Health care providers, drug and medical-device manufacturers and others doing business with the federal government face a doubling of penalties on Aug. 1 if they violate the False Claims Act—the government’s chief and most lucrative fraud-fighting tool.
The U.S. Department of Justice, in a July 1 interim final rule, increased the law’s minimum penalty from $5,500 to $10,781 per claim, and the maximum from $11,000 to $21,563 per claim, plus the act’s trebling of actual damages.
“These types of penalties easily can add up, particularly in the health care context where you may have lots of claims but the actual damages may be small,” said Matthew Turetzky of Sheppard, Mullin, Richter & Hampton. Turetzky predicted “plenty of cases where you will see substantial penalties.”
Turetzky, who practices government contracts, investigations and international trade, gave as an example a hospital that falsely certifies that it is giving the best possible price on a drug. The price certified is $2 but the going price is $1.98.
“If you take those 2 cents per treatment and they sold 10,000, actual damages are $200, and even if trebled under the act, you get to $600,” he said. “But if you’re talking about 10,000 claims at $10,000 per claim, now you’re into the millions of dollars even though the government was cheated of $600.”
The Justice Department issued its interim rule as its “catch-up adjustment” under the Federal Civil Penalties Inflation Adjustment Act Improvements Act of 2015. The act requires federal agencies to adjust the level of civil monetary penalties with an initial “catch-up” adjustment through an interim final rulemaking, and to make subsequent annual adjustments for inflation.

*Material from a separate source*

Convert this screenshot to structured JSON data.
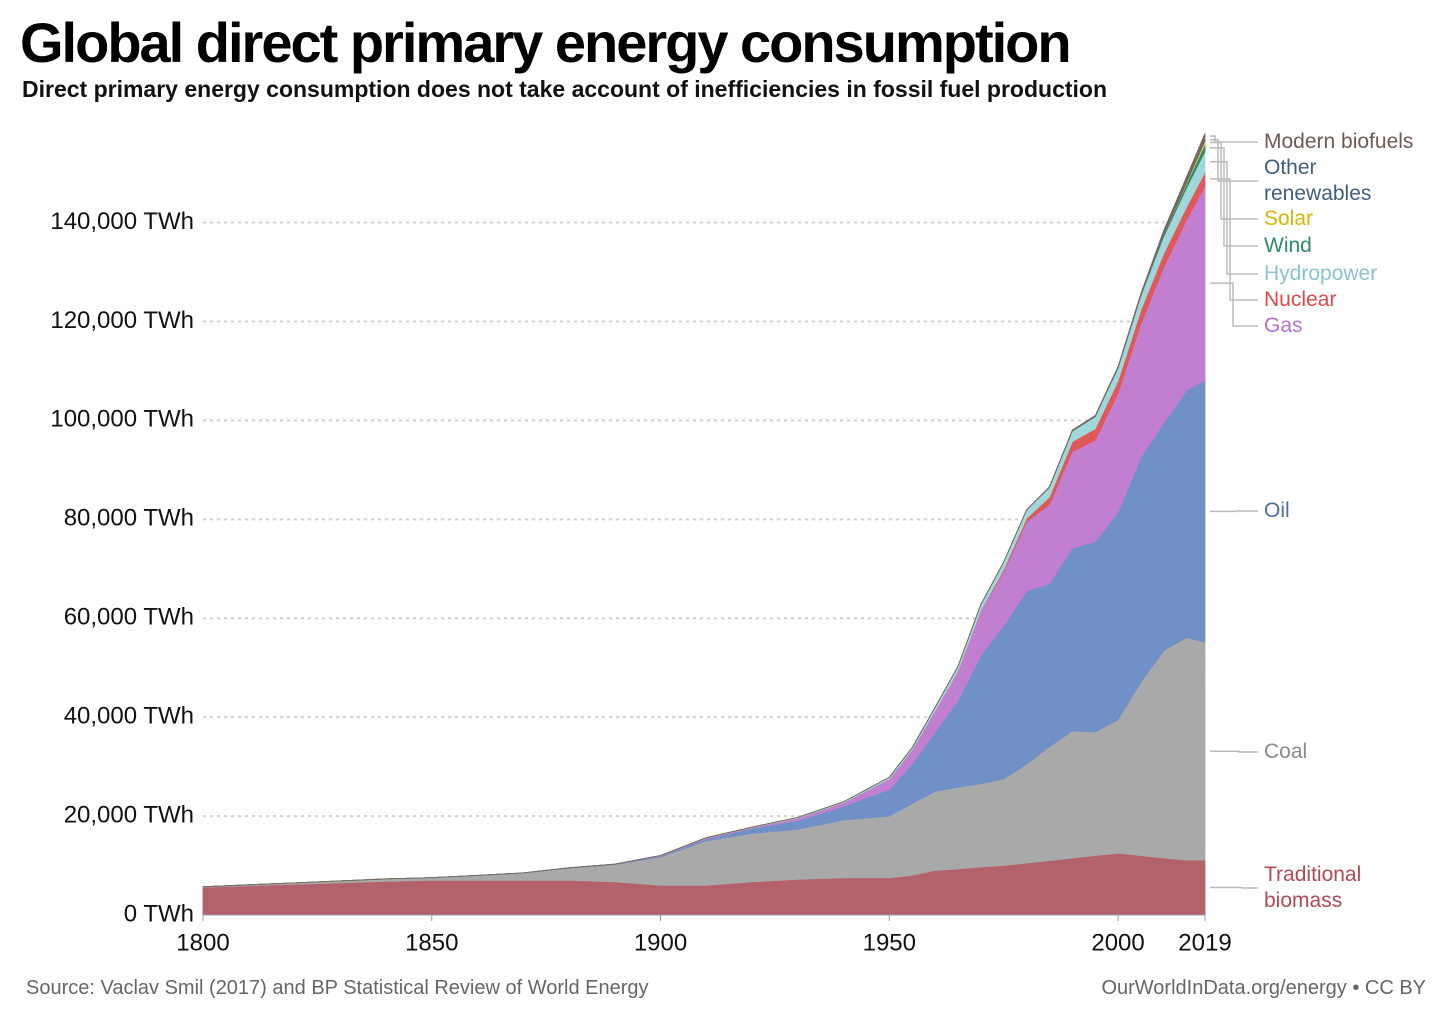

Adjustments previously were made every four years.
The act defines a civil monetary penalty as any monetary assessment levied for a violation of a federal civil statute or regulation, assessed or enforceable through a civil action in federal court or an administrative proceeding.
Although the department’s rule is effective Aug. 1, it is taking public comments until Aug. 29.
Turetzky expects the department to be “inundated” with industry comments. Agencies regularly acknowledge comments in a final rule and have some response to them. “So even if the rule doesn’t change, folks will see the agency’s rationale for why it’s doing what it has done,” he said.